A few months in, I started the ‘escape the trap’ programme. I think this was the first time I started to question if my ex-partner was abusive. Before that, I was completely in denial, but hearing other people’s stories and seeing how similar they were to mine brought me slightly out of that denial. I still wasn’t ready to speak about it, or fully accept it, and I was still spending most of my time with my ex-partner, but it was the first crack in my rose-tinted glasses that led to them eventually shattering completely. I would share stories with the group about my current relationship with my ex-partner- things that were happening regularly at that time, but I would pretend I was talking about someone else, a different abusive partner from years before. Although I felt guilty for being dishonest, having the freedom to finally TELL someone was really therapeutic. For that, I am incredibly grateful for the escape the trap programme, despite being so reluctant to engage with it.
Another process that has changed my life since joining the project, is the therapeutic work I have been doing with their counsellor. I have suffered with my mental health since I was a child, and have seen many different counsellors, psychotherapists, and tried lots of different types of therapy, but I have never once felt comfortable enough to open up to a therapist, to show my true self and let them get to know me. I’ve always been extremely reserved, and struggled to trust therapists, and have therefore never really made much improvement before. But with the therapy I have received at the project, I met another person who refused to give up. She never pushed me, or got frustrated with me, never judged me or blamed me for anything. Sometimes if she could see me getting uncomfortable we would just sit and play games, or draw. She didn’t care how long it would take, she knew that she would eventually earn my trust and she never stopped trying to help me. Having that therapy has changed my life, and still continues to. I have made unbelievable progress since I have been seeing her and I can now say that I am excited for the future, which is something I’ve never really felt until now.

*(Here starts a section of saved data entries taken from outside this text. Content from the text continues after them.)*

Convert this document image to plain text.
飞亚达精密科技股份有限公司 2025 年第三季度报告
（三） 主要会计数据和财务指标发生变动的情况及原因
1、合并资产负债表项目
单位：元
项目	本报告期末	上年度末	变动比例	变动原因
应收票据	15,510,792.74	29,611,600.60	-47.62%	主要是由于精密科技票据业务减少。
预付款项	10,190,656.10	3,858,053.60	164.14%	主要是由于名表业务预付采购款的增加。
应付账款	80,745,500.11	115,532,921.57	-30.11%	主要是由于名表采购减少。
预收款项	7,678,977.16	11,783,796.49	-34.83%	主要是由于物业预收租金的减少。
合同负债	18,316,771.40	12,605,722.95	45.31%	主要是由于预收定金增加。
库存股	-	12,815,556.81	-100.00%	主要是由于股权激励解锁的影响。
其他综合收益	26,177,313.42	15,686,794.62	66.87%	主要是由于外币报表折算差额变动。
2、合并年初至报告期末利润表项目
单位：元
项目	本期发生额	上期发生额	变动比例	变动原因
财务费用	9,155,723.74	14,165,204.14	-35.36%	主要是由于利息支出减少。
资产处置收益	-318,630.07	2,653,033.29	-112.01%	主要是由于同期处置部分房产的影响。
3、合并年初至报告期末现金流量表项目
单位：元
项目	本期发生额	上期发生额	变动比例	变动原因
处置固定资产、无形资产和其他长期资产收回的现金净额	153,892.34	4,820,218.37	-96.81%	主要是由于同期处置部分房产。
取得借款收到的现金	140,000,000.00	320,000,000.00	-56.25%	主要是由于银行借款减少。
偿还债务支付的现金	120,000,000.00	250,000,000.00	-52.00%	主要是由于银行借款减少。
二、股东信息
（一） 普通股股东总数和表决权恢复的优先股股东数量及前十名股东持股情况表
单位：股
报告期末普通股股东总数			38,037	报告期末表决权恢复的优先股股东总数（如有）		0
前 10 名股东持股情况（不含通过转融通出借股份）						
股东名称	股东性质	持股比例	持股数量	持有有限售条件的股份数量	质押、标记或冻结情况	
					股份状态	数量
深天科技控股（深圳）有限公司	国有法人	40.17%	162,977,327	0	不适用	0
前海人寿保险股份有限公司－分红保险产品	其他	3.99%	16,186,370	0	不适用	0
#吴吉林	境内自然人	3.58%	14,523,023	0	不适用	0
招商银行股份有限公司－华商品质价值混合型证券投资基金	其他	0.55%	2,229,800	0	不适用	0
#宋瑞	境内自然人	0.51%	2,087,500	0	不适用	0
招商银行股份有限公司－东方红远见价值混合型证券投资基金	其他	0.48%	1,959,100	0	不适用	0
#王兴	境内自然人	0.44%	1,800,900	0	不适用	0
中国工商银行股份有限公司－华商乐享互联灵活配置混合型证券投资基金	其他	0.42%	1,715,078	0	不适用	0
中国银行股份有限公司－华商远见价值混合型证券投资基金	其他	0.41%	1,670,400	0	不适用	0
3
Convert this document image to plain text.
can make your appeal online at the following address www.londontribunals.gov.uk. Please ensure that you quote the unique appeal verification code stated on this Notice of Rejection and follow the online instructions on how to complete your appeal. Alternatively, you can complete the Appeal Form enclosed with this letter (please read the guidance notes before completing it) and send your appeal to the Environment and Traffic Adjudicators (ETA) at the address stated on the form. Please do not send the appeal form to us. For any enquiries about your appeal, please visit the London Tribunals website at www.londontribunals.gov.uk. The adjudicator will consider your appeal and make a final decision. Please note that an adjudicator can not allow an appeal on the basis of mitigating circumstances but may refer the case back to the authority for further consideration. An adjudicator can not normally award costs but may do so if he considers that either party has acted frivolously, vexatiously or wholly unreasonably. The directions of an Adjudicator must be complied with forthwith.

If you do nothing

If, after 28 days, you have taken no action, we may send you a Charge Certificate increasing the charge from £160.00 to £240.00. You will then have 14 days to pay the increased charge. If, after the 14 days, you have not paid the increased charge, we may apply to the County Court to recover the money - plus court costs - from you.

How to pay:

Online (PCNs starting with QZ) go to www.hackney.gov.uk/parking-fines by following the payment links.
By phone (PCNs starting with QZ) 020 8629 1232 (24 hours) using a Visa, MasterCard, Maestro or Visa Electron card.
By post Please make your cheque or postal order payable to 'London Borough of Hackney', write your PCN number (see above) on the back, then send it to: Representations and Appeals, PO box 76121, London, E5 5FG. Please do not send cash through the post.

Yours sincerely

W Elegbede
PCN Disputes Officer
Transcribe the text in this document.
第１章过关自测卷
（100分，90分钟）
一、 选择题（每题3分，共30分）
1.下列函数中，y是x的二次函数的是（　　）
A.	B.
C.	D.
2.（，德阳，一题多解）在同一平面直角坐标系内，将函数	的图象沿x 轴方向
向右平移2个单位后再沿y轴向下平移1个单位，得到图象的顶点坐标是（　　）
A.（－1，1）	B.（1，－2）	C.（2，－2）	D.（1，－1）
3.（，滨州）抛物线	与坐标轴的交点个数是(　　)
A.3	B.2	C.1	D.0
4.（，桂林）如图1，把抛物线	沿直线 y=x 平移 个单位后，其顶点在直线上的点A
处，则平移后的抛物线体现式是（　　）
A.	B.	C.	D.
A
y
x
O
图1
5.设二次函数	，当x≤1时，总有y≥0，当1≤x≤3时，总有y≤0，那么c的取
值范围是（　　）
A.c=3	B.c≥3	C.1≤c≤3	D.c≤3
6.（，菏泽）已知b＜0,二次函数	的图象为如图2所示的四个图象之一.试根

It wasn’t until spending about 9 months with the project that I finally gained the courage to speak out about my ongoing abuse from my ex-partner. I called my support worker in tears after receiving death threats and realising I couldn’t live in that situation anymore. She immediately came to see me and calm me down, she advised me on how to handle the situation and promised she would be there whenever I needed anything. And she was. I felt such a huge relief after opening up to her that I never went back to my ex-partner, despite spending three years going back and forth before that day. Since then I have been rebuilding my life, focusing on building healthy relationships and looking to the future. I have never felt this stability and positivity before and I certainly never would’ve experienced any of this without the help from the YWHP.
From coming with me to do food shops, doctors’ appointments, helping me apply for benefits, helping me engage with other people by coming to groups and trips, to just sitting with me and making me laugh and telling me about her day, my support worker has helped me more than anyone ever has. I am so grateful for her constant support and for always seeing the good qualities in me, way before I could. She has helped me so much to improve my confidence and independence and I look up to her in so many ways. I hope one day I can help people and impact their lives as much as she, the other support workers and my therapist does every single day.
I have never met people that care so much about their job, and their clients. I feel like I have found a family with the YWHP, and that is so much more than I ever could have asked for.